40. Duchamp's Why Not Sneeze Rose Sélavy (1921) (Fig. 29) materializes the same cold, dry conditions which Man Ray's Catherine Barometer parodies: the former, created for Dorothea Dreier; the latter, as a joke at the expense of her sister Katherine. Thus, the cold-as-marble cubes, which Duchamp includes, are unable to cause the thermometer even to rise, let alone to create the sort of tickle which only a good sneeze (or another spasm, also of the involuntary sort) can hope to relieve.
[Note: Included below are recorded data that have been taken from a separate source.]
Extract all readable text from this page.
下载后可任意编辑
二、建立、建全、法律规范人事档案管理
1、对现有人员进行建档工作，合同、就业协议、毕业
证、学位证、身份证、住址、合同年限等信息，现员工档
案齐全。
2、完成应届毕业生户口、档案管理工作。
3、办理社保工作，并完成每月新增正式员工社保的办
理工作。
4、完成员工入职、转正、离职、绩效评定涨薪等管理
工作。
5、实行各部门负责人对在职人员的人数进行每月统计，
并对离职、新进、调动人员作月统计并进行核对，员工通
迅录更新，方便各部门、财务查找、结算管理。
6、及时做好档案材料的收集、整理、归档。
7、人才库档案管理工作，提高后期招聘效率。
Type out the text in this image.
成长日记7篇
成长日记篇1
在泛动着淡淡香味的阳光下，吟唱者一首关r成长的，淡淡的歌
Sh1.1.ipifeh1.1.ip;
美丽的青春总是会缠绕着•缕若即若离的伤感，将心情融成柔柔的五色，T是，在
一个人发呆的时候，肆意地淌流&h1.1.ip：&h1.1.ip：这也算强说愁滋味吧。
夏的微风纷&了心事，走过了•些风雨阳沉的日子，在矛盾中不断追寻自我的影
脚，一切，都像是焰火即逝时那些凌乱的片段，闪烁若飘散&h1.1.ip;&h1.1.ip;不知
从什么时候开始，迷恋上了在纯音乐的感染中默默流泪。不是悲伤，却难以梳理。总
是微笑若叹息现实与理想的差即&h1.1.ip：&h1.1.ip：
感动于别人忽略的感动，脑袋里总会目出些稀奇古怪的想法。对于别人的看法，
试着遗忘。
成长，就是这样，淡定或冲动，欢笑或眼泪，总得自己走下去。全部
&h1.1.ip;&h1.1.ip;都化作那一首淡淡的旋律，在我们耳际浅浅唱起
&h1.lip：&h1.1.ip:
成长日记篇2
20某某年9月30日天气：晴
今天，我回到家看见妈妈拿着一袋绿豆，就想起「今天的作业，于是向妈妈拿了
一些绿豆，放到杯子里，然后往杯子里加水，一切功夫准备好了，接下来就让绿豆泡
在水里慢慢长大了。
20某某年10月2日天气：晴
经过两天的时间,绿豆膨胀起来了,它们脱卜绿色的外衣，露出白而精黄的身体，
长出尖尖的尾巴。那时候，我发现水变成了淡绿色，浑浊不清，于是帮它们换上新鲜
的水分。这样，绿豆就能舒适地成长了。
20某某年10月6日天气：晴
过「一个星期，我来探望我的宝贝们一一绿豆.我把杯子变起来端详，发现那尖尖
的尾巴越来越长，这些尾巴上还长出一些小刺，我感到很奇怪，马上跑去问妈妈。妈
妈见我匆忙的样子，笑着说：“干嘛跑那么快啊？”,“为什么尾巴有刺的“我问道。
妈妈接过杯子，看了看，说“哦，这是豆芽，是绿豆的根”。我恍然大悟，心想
To its coldness, the cuttlebone [cuttlefish = "seiche"], which Duchamp also includes, merely adds a sense of aridity ["sèche"] and, in this way, doubly describes both the object's patron [Dreier = drier] and its title subject: "Voici le domaine de Rrose Sélavy / Comme il est aride -- Comme il est fertile -- Comme il est joyeux -- Comme il est triste" [Here's where love lives. How dry it is -- and fertile. How joyous it is -- and sad]. Schwarz, The Complete Works of Marcel Duchamp, p. 900 (n. 23). Cf. Albrecht Dürer's Melencolia I (1514), where the melancholic elk and its referent in black bile also symbolize the artistic process as essentially "cold and dry".

41. Calvin Tomkins, Duchamp: A Biography (N.Y.: Henry Holt, 1996) 276, quoting Julien Levy, Memoir of an Art Gallery (1977).